The most prominent example of this issue in IndieGoGo's case is the Healbe Go, a fitness tracker which raised $1.08 million of funding on IndieGoGo and claims to be able to passively monitor your calorie intake -- but which has since been accused of everything from not quite working as promised to being an outright scam. Healbe actually attended CES in bullish mood - and won faint praise from the BBC for its product - but many of its backers (and by extension IndieGoGo's user base) still feel aggrieved that more was not done earlier to check Healbe could deliver.

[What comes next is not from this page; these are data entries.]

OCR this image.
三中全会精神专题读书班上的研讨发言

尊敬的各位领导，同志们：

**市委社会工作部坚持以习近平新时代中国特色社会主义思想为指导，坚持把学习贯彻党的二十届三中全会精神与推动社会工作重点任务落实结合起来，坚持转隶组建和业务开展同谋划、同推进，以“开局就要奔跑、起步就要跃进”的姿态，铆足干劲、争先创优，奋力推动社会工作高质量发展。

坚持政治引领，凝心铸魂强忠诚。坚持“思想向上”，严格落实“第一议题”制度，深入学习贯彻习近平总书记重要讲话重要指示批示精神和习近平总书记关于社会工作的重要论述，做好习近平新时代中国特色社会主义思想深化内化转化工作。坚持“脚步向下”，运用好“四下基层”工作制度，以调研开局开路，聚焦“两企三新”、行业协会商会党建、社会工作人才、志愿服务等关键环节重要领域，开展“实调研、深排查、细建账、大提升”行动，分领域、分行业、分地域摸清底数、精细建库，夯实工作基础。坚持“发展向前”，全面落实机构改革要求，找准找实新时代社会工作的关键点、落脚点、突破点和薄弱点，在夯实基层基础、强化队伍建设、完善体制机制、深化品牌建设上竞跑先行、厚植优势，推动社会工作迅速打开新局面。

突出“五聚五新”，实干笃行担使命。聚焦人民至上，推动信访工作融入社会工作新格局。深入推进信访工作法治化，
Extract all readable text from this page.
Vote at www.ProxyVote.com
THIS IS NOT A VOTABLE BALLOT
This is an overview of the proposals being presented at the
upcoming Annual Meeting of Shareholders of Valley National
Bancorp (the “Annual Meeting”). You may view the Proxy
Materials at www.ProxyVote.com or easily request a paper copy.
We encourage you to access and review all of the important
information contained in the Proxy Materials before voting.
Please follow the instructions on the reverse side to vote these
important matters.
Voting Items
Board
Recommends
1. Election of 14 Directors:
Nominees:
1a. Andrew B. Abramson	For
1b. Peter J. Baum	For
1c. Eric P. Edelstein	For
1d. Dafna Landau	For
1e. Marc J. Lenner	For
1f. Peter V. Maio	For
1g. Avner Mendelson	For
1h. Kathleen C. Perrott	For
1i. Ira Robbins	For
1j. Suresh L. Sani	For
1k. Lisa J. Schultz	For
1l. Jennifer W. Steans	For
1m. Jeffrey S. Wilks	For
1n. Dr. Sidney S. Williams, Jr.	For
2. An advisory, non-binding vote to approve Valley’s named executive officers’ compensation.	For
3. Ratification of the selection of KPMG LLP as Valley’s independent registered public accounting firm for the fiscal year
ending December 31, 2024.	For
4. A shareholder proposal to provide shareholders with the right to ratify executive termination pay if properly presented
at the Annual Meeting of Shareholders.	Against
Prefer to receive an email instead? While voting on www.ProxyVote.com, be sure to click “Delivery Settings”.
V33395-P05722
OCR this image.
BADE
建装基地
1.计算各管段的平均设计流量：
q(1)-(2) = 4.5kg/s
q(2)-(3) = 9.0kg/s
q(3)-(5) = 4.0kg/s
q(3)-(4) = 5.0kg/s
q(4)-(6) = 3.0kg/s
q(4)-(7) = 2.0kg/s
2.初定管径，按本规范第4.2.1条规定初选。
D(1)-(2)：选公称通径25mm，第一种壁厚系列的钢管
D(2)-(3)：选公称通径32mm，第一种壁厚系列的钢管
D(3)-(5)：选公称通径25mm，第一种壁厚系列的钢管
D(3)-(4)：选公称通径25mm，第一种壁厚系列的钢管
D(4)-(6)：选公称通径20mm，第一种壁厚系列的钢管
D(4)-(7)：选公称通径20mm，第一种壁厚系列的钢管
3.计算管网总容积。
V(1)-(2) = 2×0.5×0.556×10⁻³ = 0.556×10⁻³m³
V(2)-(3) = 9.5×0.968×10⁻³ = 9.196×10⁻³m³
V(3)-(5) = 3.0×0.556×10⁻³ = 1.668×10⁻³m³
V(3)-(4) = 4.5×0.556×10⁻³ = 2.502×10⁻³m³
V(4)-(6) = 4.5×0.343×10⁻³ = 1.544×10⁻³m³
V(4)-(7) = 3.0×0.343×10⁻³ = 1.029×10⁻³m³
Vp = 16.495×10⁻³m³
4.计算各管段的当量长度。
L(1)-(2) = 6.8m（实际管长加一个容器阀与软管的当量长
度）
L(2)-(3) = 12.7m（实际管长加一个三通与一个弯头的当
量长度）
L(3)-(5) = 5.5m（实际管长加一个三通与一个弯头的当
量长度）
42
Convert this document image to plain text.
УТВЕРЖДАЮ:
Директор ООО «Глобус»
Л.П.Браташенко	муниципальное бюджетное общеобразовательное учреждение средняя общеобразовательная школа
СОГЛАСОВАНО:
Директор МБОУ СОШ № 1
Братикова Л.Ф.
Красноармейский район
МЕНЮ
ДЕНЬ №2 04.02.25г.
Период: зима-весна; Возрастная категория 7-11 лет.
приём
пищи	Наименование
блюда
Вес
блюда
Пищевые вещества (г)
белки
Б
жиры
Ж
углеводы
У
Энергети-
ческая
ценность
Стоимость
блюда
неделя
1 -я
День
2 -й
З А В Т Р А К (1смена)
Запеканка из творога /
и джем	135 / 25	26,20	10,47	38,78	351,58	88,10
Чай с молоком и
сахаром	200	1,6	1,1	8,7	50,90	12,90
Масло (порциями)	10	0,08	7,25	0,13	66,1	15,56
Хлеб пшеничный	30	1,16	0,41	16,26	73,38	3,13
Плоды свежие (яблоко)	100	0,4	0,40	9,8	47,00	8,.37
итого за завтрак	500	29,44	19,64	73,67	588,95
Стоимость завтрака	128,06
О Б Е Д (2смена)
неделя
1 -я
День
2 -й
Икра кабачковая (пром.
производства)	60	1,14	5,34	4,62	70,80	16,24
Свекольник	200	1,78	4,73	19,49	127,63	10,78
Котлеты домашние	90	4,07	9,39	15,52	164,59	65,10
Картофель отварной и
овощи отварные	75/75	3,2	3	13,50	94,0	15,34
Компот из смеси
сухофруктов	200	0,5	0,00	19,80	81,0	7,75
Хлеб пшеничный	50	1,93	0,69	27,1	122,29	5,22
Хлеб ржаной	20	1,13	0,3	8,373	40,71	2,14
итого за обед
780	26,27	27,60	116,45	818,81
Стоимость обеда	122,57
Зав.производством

IndieGoGo as a business makes no promises that its campaigners will deliver their perks, but it does say it will catch "any and all cases of fraud". But how does IndieGoGo change the perception - and the reality - that it has a trust problem?
"It's important to be open and be transparent," said Rubin. "We have hundreds, thousands of products that have been delivered and funders that are happy. Sometimes there are delays, especially for these first-time entrepreneurs. We provide the tools for that - and if there is ever any questions from a funder we always follow-up with our trust team."
But isn't there an inherent risk when a small, or barely-existent company can raise many times over its expected funding goal -- and then have to deliver thousands more products than it expected?
"The key though is transparency," says Rubin. "For a lot of these hardware devices you hit snags. You lean new things about how to make production run better. You just have to be honest."
"We're not the ones making the decisions on the inside - they get to do what they think is appropriate. But I think it's really important to stay honest and authentic."
In that sense, IndieGoGo's greatest weakness is also its greatest strength. And vice versa.
"A lot of these people, the reason they funded you is they wanted your product, your version of it, to be engaged in that story and be a part of making it happen.
"They could have just gone to Walmart. But they didn't just want to make a transaction and have the same thing as everyone else."